= Yangzhou Economic and Technological Development Zone =

The Yangzhou Economic and Technological Development Zone (Yangzhou ETDZ, 扬州经济技术开发区) is a national industrial and innovation center situated in Yangzhou, Jiangsu Province, China. Founded in 1992 and elevated to a national economic and technological development zone in 2009, the area covers 133 square kilometers and has a resident population of around 200,000. It administratively supervises three towns—Shiqiao, Bali, and Puxi—along with two subdistricts. YETDZ is strategically located in the convergence of the Shanghai and Nanjing economic circles, significantly contributing to regional innovation and trade in the Yangtze River Delta.

==Industrial framework==
YETDZ employs a unique industrial strategy termed "two pillars, multiple strengths", concentrating on new energy and advanced manufacturing as its primary sectors:
- New Energy: This sector has attained an industrial size exceeding ¥50 billion, with prominent companies including JA Solar and Trina Solar. Projects encompass solar energy, wind power, hydrogen generation, and energy storage solutions. The area is nationally acknowledged as a distributed photovoltaic demonstration zone and a green industrial park.
- Electronics and Advanced Manufacturing: Principal clusters encompass semiconductor lighting (LEDs), automotive equipment, and intelligent systems. Yangzhou ETDZ hosts a national semiconductor lighting facility and an automobile parts industrial park, thereby enhancing the advancement of smart manufacturing. The area contains an export processing zone built in 2006, designed to improve international commerce capabilities.

==Innovation==
Yangnzhou ETDZ exhibited robust economic progress in 2024, achieving 70th position among 229 national economic development zones, an improvement of 14 ranks over the prior year. Key performance indicators encompass a 7% augmentation in industrial sales, a 15% escalation in fixed-asset investment, and high-tech production constituting 53.1% of overall industrial output.
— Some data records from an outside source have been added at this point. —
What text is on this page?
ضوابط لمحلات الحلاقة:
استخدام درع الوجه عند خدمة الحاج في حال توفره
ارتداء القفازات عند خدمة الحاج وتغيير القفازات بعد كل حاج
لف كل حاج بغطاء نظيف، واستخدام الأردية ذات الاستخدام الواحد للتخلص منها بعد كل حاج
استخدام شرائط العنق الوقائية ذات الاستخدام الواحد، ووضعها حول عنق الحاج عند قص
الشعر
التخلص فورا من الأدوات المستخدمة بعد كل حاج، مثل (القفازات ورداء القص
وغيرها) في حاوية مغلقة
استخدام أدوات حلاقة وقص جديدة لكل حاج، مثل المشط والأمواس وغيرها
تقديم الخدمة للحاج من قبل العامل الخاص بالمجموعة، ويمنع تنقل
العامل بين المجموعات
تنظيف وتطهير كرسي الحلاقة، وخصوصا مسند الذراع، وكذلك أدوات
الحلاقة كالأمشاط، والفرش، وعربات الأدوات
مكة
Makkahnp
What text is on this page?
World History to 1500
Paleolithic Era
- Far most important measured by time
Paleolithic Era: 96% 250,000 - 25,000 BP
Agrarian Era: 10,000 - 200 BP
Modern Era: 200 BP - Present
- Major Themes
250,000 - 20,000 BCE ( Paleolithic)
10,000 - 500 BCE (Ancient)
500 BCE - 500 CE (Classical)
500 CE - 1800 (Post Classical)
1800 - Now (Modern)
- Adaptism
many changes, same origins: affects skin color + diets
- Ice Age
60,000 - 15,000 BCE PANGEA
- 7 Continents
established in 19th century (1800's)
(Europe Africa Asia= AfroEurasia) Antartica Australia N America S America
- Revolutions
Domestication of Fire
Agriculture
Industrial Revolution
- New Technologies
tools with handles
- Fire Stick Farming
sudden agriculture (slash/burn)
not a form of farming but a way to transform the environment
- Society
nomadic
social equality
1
The area cultivates a vigorous innovation ecosystem, featuring 16 national-level innovation platforms, such as a national eco-industrial park and a carbon neutrality pilot zone. Cross-regional initiatives, exemplified by the Guangxi Nanning Shared Energy Storage Project (100MW/200MWh, ¥1 billion investment), demonstrate YETDZ's expanding impact in green technology and clean energy partnerships.

==Strategic development==
YETDZ underscores the convergence of industry and urban development while advocating for a "secondary entrepreneurship" model focused on enduring sustainability and competitiveness. Strategic initiatives encompass:
- Logistics Expansion: Utilizing Yangzhou Port to establish port-centric logistics, achieving an annual cargo throughput above 15 million metric tons.
- Governance Reforms: Enhancing administrative efficiency via innovations such as "simultaneous issuance of five certificates" and "land acquisition with immediate construction" regulations to expedite investment attraction and project commencement.
- Future Objectives: YETDZ aspires to exceed ¥100 billion in both GDP and industrial sales by 2025, directed by its "One Corridor, Four Cores" (一廊四核) scientific and technology development framework.